Tutto ciò si verifica senza che il popolo Rom abbia voce, allora come ora, per farsi ascoltare. Eppure la Costituzione Italiana, indipendentemente dall’appartenenza etnica, recita all’articolo 2 dei Principi fondamentali (inderogabili): “La Repubblica Italiana riconosce e garantisce i diritti dell’uomo sia come singolo sia nelle formazioni sociali, ove si svolge la sua personalità e richiede l’adempimento dei doveri inderogabili di solidarietà politica, economica e sociale.

Riconoscimento e garanzia dai quali sono esclusi Rom Sinti Camminanti, esclusi, come abbiamo detto, dal riconoscimento di minoranza linguistica, quando nel 1999, è passata la legge per l’attuazione dell’art.6 della Carta Costituzionale, lasciando fuori Rom Sinti Camminanti.

Un aspetto positivo della Piattaforma riguarda il ruolo attivo dei RSC: “Per quanto riguarda la partecipazione (si legge nella piattaforma) il piano incoraggia l’impegno attivo dei Rom Sinti Camminanti, in particolare delle donne e dei giovani attraverso tutti gli strumenti disponibili dalla Piattaforma europea alle Piattaforme nazionali”.

E allora, per dare consistenza e attuazione al dettato della piattaforma bisogna partire dall’attivazione dei primi tre requisiti della Piattaforma: uguaglianza, inclusione, partecipazione, il che significa, prima di tutto, dare ai Rom, Sinti, Camminanti, le tutele sancite ed espresse all’articolo 6 della Carta Costituzionale:” La Repubblica tutela con apposite norme le minoranze linguistiche”. Senza questo riconoscimento, senza questa tutela, le popolazioni Rom e Sinti restano solo come gruppi di assistiti, quando lo sono.

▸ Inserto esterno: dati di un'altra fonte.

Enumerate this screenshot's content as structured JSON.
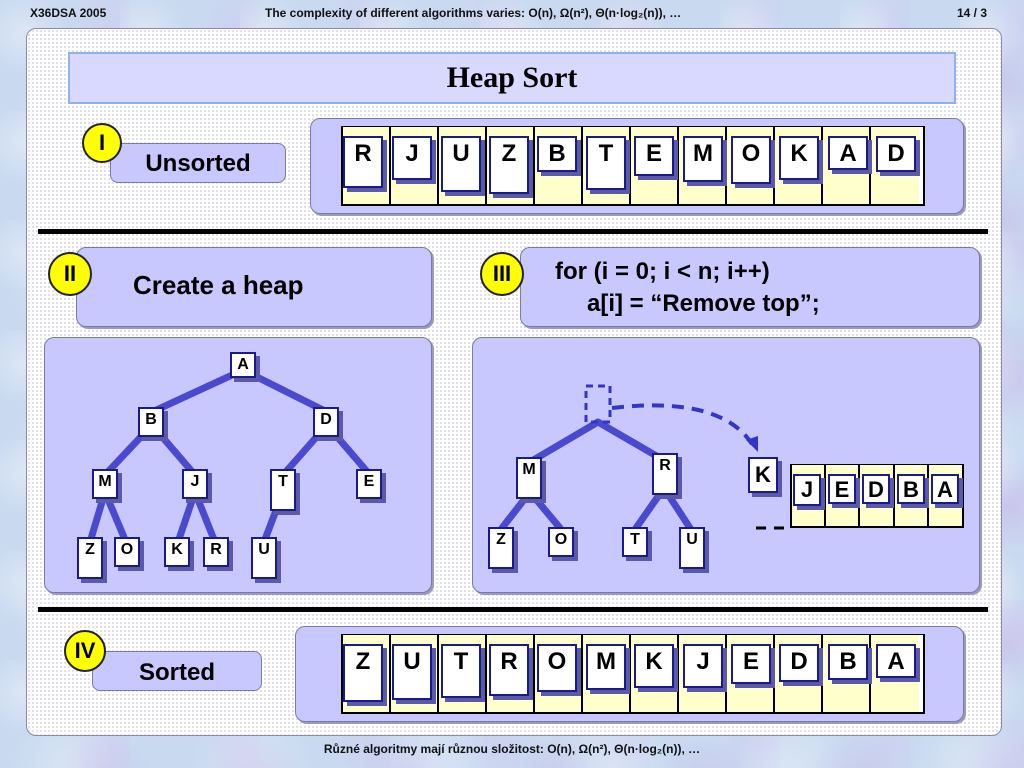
{
  "header": {
    "left": "X36DSA 2005",
    "center": "The complexity of different algorithms varies: O(n), Ω(n²), Θ(n·log₂(n)), …",
    "right": "14 / 3"
  },
  "title": "Heap Sort",
  "step1": {
    "badge": "I",
    "label": "Unsorted",
    "letters": [
      "R",
      "J",
      "U",
      "Z",
      "B",
      "T",
      "E",
      "M",
      "O",
      "K",
      "A",
      "D"
    ]
  },
  "step2": {
    "badge": "II",
    "label": "Create a heap",
    "heap": {
      "level0": [
        "A"
      ],
      "level1": [
        "B",
        "D"
      ],
      "level2": [
        "M",
        "J",
        "T",
        "E"
      ],
      "level3": [
        "Z",
        "O",
        "K",
        "R",
        "U"
      ]
    }
  },
  "step3": {
    "badge": "III",
    "code_line1": "for (i = 0; i < n; i++)",
    "code_line2": "a[i] = “Remove top”;",
    "tree": {
      "left": "M",
      "right": "R",
      "ll": "Z",
      "lr": "O",
      "rl": "T",
      "rr": "U"
    },
    "moving": "K",
    "sorted_part": [
      "J",
      "E",
      "D",
      "B",
      "A"
    ]
  },
  "step4": {
    "badge": "IV",
    "label": "Sorted",
    "letters": [
      "Z",
      "U",
      "T",
      "R",
      "O",
      "M",
      "K",
      "J",
      "E",
      "D",
      "B",
      "A"
    ]
  },
  "footer": "Různé algoritmy mají různou složitost: O(n), Ω(n²), Θ(n·log₂(n)), …"
}
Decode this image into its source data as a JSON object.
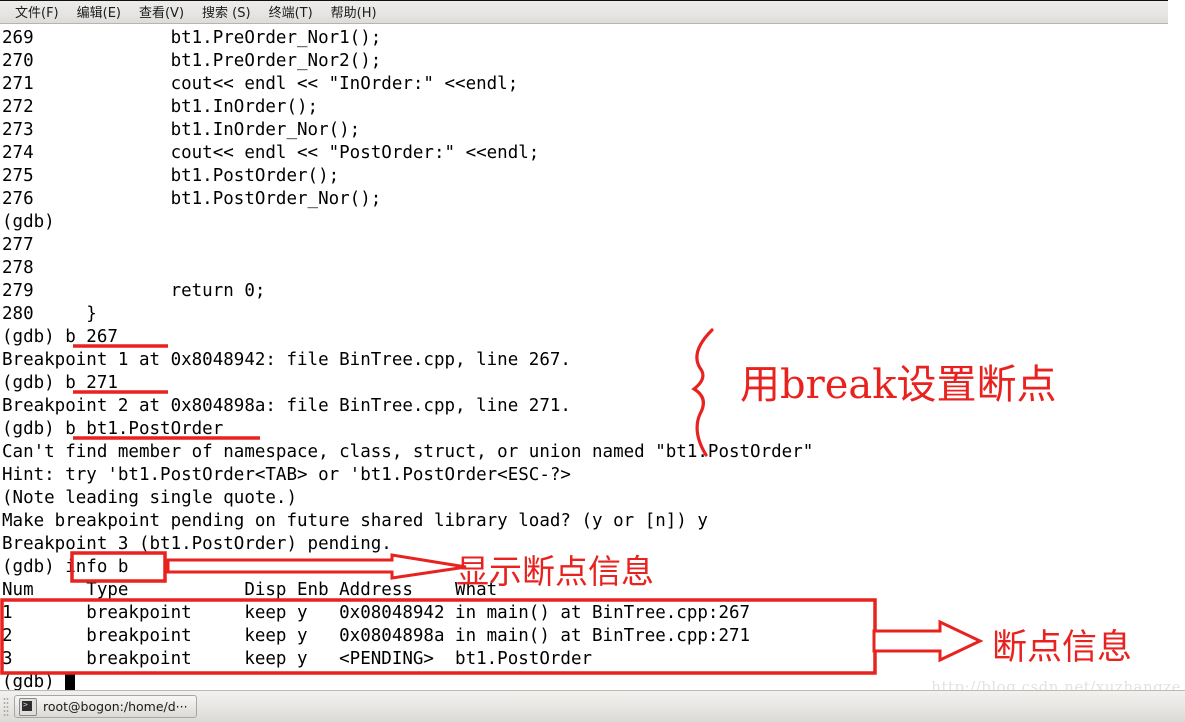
{
  "menubar": {
    "items": [
      {
        "label": "文件(F)",
        "name": "menu-file"
      },
      {
        "label": "编辑(E)",
        "name": "menu-edit"
      },
      {
        "label": "查看(V)",
        "name": "menu-view"
      },
      {
        "label": "搜索 (S)",
        "name": "menu-search"
      },
      {
        "label": "终端(T)",
        "name": "menu-terminal"
      },
      {
        "label": "帮助(H)",
        "name": "menu-help"
      }
    ]
  },
  "terminal": {
    "lines": [
      "269             bt1.PreOrder_Nor1();",
      "270             bt1.PreOrder_Nor2();",
      "271             cout<< endl << \"InOrder:\" <<endl;",
      "272             bt1.InOrder();",
      "273             bt1.InOrder_Nor();",
      "274             cout<< endl << \"PostOrder:\" <<endl;",
      "275             bt1.PostOrder();",
      "276             bt1.PostOrder_Nor();",
      "(gdb) ",
      "277",
      "278",
      "279             return 0;",
      "280     }",
      "(gdb) b 267",
      "Breakpoint 1 at 0x8048942: file BinTree.cpp, line 267.",
      "(gdb) b 271",
      "Breakpoint 2 at 0x804898a: file BinTree.cpp, line 271.",
      "(gdb) b bt1.PostOrder",
      "Can't find member of namespace, class, struct, or union named \"bt1.PostOrder\"",
      "Hint: try 'bt1.PostOrder<TAB> or 'bt1.PostOrder<ESC-?>",
      "(Note leading single quote.)",
      "Make breakpoint pending on future shared library load? (y or [n]) y",
      "Breakpoint 3 (bt1.PostOrder) pending.",
      "(gdb) info b",
      "Num     Type           Disp Enb Address    What",
      "1       breakpoint     keep y   0x08048942 in main() at BinTree.cpp:267",
      "2       breakpoint     keep y   0x0804898a in main() at BinTree.cpp:271",
      "3       breakpoint     keep y   <PENDING>  bt1.PostOrder",
      "(gdb) "
    ],
    "prompt": "(gdb)",
    "commands": [
      "b 267",
      "b 271",
      "b bt1.PostOrder",
      "info b"
    ],
    "breakpoint_table": {
      "headers": [
        "Num",
        "Type",
        "Disp",
        "Enb",
        "Address",
        "What"
      ],
      "rows": [
        [
          "1",
          "breakpoint",
          "keep",
          "y",
          "0x08048942",
          "in main() at BinTree.cpp:267"
        ],
        [
          "2",
          "breakpoint",
          "keep",
          "y",
          "0x0804898a",
          "in main() at BinTree.cpp:271"
        ],
        [
          "3",
          "breakpoint",
          "keep",
          "y",
          "<PENDING>",
          "bt1.PostOrder"
        ]
      ]
    }
  },
  "annotations": {
    "accent_color": "#e8221f",
    "note_break": "用break设置断点",
    "note_info": "显示断点信息",
    "note_table": "断点信息"
  },
  "taskbar": {
    "window_label": "root@bogon:/home/d···"
  },
  "watermark": {
    "text": "http://blog.csdn.net/xuzhangze"
  }
}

E allora, per dare consistenza e attuazione al dettato della Piattaforma bisogna partire dall’attivazione dei primi tre requisiti della Piattaforma: uguaglianza, inclusione, partecipazione, il che significa, prima di tutto, dare ai Rom, Sinti, Camminanti, le tutele sancite ed espresse all’articolo 6 della Carta Costituzionale.

Senza questo riconoscimento, senza questa tutela, le popolazioni Rom e Sinti restano solo come gruppi di assistiti, quando lo sono e non siano buttati fuori dai “campi” senza alternative. Di fatto, per i rom e i sinti dei “campi”, disconosciuti, emarginati e rifiutati, la possibilità di sopravvivenza resta l’espediente come mezzo di sussistenza.

Per questo il riconoscimento dei rom come Minoranza Linguistica si configura come il passaporto per avere diritti, condizione sine qua non, la partecipazione dei rom alla elaborazione e alla realizzazione dei piani per i sette settori, sui quali intervenire, sarà aleatoria e non obbligante per le Amministrazioni Pubbliche, delegate alla realizzazione della Piattaforma.